With this less regulated set-up for signing most international players, including Venezuelans, nine MLB teams have invested millions of dollars in setting up baseball academies in Venezuela, and most have set up at least one academy abroad. As a result, "changing the rules" on how big league teams sign Venezuelan players could jeopardize those teams' investments in academies and recruiting. It could also curtail the influx of Venezuelan players into the United States. It probably goes without saying, but there a number of terrific Venezuelan players in the big leagues, including Johan Santana, Bobby Abreu, and Magglio Ordóñez, and many top prospects are on the way.

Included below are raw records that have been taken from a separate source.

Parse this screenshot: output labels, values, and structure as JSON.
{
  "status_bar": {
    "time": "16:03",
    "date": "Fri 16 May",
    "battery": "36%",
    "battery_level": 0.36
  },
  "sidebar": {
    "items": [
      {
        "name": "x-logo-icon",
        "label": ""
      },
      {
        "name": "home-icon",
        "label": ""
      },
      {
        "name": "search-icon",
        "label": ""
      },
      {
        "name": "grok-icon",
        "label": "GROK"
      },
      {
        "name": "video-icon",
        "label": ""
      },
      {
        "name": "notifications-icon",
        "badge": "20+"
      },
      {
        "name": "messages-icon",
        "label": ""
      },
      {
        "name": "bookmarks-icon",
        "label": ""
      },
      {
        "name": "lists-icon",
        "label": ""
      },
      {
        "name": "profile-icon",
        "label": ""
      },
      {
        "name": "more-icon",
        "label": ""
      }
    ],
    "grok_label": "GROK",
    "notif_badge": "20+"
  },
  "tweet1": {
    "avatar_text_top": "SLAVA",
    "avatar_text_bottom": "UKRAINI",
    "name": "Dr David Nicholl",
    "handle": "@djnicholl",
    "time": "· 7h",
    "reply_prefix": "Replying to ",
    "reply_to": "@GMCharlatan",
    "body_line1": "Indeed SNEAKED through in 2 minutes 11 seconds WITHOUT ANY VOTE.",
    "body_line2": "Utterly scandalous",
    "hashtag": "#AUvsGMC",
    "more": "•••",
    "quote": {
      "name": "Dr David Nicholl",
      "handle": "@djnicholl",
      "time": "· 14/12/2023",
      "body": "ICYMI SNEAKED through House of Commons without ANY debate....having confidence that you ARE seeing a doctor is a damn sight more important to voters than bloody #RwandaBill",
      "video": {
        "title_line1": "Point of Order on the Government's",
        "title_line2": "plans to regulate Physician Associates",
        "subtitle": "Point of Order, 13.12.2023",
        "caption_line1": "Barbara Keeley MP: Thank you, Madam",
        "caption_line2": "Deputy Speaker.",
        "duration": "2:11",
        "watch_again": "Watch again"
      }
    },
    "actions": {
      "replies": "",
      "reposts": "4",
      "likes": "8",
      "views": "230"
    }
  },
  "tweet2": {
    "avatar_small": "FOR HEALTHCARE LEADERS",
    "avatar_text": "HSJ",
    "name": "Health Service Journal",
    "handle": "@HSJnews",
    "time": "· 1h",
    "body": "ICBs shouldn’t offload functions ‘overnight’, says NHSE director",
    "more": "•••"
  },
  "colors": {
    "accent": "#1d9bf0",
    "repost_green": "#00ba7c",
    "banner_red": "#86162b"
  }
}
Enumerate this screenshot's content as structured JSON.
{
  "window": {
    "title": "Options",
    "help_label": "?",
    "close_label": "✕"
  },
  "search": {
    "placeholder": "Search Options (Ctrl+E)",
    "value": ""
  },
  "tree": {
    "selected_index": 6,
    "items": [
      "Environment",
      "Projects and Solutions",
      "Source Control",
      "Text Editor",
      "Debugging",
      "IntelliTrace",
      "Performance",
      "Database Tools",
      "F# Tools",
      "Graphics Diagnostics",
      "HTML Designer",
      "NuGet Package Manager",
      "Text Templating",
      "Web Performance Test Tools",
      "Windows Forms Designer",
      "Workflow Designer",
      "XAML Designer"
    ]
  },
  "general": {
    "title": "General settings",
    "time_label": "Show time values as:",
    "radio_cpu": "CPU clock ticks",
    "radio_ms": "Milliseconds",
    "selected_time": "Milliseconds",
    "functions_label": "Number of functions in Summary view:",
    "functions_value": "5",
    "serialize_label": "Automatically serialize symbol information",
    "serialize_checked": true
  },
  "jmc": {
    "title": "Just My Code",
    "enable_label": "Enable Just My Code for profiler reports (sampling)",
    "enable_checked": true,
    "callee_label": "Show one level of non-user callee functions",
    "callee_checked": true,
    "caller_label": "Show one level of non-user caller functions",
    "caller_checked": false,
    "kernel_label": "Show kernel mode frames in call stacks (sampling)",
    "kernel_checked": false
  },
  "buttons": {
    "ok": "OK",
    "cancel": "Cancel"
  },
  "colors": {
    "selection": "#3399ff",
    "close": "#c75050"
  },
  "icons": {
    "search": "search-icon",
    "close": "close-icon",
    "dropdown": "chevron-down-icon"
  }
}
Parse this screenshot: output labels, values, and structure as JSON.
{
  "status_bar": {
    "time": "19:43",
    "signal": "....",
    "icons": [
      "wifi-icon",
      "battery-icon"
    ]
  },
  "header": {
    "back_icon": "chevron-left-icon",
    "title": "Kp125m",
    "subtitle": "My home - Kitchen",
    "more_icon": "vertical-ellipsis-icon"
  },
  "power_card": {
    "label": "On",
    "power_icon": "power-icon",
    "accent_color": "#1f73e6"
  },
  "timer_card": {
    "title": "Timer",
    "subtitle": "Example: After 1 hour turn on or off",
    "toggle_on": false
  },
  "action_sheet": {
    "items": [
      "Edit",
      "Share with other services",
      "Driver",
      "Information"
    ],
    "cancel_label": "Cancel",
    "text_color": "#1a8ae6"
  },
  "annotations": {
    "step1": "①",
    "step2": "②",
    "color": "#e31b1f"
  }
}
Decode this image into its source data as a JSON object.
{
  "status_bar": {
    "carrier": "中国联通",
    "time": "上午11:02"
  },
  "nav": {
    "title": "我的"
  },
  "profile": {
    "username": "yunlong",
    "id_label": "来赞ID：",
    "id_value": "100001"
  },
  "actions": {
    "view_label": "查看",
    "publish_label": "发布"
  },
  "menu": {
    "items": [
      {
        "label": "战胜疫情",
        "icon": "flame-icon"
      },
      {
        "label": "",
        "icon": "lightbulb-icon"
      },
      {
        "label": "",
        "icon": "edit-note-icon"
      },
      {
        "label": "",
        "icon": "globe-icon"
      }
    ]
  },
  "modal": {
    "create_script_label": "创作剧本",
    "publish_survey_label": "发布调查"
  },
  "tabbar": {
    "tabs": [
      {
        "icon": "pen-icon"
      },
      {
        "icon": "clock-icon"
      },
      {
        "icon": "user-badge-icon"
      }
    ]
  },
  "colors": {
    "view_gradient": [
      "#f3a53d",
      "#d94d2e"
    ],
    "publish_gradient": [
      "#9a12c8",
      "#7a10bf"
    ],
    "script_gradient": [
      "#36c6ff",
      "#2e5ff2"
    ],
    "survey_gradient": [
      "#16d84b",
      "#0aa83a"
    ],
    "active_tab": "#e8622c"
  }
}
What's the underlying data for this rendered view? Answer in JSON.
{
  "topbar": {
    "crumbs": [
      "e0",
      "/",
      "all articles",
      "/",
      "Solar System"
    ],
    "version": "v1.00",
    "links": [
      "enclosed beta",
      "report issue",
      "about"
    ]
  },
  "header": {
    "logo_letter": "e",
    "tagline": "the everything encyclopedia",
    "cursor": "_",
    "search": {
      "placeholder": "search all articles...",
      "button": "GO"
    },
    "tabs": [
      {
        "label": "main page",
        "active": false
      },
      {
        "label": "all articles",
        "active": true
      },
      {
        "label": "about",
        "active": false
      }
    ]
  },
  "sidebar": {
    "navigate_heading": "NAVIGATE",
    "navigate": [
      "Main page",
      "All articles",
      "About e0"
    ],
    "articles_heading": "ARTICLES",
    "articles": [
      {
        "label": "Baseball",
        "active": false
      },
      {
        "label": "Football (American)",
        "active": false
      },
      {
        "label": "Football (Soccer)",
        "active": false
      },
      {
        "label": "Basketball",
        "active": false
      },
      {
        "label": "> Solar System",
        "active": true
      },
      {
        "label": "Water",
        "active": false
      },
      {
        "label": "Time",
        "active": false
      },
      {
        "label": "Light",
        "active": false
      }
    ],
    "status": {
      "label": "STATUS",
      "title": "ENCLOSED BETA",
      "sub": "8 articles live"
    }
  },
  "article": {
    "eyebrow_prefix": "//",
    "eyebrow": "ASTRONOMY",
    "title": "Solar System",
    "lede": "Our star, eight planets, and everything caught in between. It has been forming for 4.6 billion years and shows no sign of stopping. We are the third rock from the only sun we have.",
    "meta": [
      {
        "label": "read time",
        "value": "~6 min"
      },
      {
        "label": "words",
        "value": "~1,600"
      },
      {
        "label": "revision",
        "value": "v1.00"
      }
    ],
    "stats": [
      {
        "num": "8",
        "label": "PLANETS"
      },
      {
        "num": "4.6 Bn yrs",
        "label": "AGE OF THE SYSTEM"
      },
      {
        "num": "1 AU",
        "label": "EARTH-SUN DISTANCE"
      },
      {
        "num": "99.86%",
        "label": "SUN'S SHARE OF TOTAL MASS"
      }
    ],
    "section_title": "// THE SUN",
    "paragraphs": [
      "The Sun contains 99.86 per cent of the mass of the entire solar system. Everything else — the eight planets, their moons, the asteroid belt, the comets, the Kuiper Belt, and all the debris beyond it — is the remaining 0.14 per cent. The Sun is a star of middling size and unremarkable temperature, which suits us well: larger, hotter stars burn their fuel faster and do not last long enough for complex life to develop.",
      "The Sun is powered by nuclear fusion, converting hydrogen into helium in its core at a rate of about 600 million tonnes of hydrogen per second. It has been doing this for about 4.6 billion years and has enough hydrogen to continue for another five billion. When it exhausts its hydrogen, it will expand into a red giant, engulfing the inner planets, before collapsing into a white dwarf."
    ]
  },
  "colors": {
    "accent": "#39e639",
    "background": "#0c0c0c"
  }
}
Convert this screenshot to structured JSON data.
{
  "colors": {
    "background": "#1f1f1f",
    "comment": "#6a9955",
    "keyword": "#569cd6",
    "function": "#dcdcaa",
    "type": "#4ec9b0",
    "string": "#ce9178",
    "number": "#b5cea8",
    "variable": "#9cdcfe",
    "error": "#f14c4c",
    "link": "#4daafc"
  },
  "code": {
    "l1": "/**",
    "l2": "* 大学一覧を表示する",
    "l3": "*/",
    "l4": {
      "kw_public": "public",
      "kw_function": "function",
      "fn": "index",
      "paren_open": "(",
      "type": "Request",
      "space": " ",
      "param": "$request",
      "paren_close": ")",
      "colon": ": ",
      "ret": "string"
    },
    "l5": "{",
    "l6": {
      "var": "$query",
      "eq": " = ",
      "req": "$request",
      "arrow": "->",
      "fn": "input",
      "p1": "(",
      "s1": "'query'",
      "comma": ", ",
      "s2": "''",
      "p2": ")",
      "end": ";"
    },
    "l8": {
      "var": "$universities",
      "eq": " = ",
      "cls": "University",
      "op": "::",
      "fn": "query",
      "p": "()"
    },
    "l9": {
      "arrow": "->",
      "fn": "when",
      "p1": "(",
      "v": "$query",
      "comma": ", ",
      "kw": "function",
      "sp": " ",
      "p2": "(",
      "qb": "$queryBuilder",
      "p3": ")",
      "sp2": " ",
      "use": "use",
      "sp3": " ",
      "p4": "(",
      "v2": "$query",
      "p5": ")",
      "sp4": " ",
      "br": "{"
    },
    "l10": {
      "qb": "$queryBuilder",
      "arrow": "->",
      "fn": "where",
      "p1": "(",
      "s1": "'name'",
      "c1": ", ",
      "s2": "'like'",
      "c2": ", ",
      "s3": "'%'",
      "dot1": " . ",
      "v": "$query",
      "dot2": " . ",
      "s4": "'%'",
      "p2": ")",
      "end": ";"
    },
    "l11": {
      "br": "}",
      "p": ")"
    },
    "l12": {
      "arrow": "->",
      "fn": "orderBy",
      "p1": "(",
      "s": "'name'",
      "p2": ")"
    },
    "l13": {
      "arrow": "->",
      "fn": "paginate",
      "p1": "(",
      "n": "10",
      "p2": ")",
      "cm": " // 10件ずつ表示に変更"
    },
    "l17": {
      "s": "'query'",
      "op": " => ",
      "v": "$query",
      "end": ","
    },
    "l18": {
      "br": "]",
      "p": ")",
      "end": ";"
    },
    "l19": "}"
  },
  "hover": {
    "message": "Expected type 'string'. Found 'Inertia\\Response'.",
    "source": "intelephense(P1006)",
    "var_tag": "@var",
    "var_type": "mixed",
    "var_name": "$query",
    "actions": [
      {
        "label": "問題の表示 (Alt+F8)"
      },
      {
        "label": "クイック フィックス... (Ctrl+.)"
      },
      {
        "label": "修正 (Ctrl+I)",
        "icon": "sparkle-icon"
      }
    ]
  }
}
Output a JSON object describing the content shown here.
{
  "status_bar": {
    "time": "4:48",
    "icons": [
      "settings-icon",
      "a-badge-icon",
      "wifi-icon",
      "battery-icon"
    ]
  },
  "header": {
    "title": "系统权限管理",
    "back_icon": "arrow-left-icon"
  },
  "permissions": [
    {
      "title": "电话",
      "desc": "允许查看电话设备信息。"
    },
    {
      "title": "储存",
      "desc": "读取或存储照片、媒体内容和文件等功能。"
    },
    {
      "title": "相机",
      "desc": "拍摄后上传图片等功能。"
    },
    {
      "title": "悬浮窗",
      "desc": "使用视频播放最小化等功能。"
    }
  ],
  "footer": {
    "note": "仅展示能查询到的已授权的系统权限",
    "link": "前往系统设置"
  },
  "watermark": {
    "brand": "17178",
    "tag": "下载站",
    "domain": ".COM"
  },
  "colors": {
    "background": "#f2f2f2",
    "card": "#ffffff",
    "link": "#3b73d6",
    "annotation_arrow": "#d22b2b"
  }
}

Here are some key excerpts from Dunbar's piece:
Baseball fans in both countries fear that President Chávez may deprive the American game of one of its prime assets — the flow of rich talent from Venezuela.
It's not entirely clear what Chávez--who is up for re-election next month--actually plans to do, but he's no doubt hoping to extract more money from MLB teams that pursue Venezuelan players.
I have no idea if there is any connection between Chávez's plans and the $51 million the Red Sox are paying Daisuke Matsuzaka's Japanese team, the Seibu Lions, for the right to negotiate with him, but the timing seems noteworthy. After-all, the arrangement between MLB and Japanese baseball is far from a free market, and requires a complex posting procedure that involves MLB teams bidding for the right to bid for Japanese players. So maybe Chávez wants to build a competitive Venezuelan professional league that would justify a posting system, and perhaps Chávez figures that if MLB is willing to capitulate to Japanese baseball, then it would do the same with him. And if he's right, then other Latin countries could follow in his lead, which in turn would seem to boost Chávez's political stock in Latin and South American countries as a regional leader.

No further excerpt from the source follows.